Using SQS as an event source, it will also fanout with the advantage of being able to process up to 10 messages at once, dead letter queues for SQS make a lot more sense than lambda DLQs etc.
But, I prefer to use SNS for producers and SQS for consumers and assign the SQS queue to a topic. With SNS+SQS you get a lot more flexibility.
Be careful the if there is possibility for a job to fail and need retry. SQS visibility and automatic dead lettering can give you this basically for free. I don't think SNS will.
1. You can have one SNS topic, send messages to it with attributes and subscribe to different targets based on the attribute.
2. You can have one SNS message go to different targets. There may be more than one consumer interested in an event.
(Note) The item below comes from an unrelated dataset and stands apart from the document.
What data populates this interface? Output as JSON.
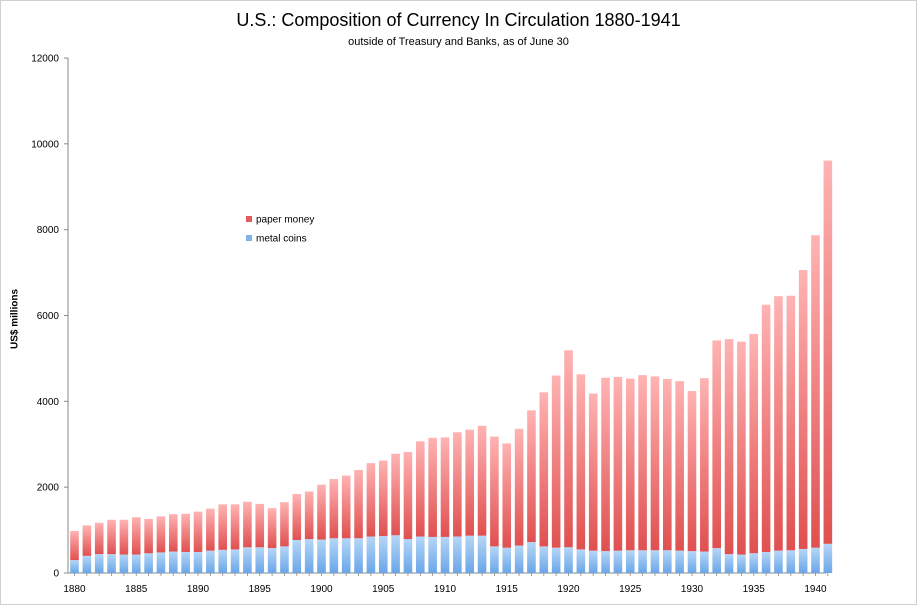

3. “Priority” processing. I can have the same lambda function subscribed to both an SQS queue and an SNS topic. We do some things in batch where the message will go to SNS -> SQS -> lambda. But with messages with a priority of “high” they will go directly from SNS -> Lambda but they will also go through the queue. High priority messages are one off triggered by a user action.
By “fan out” I mean that SNS will execute as many Lambda functions as needed to handle the published events as they occur. This gives you much greater concurrency than a typical pub/sub architecture where you typically have a ceiling on the subscriber count or are forced to wait on consumers to process the earlier enqueued messages before processing subsequent ones (i.e., the head-of-line blocking problem).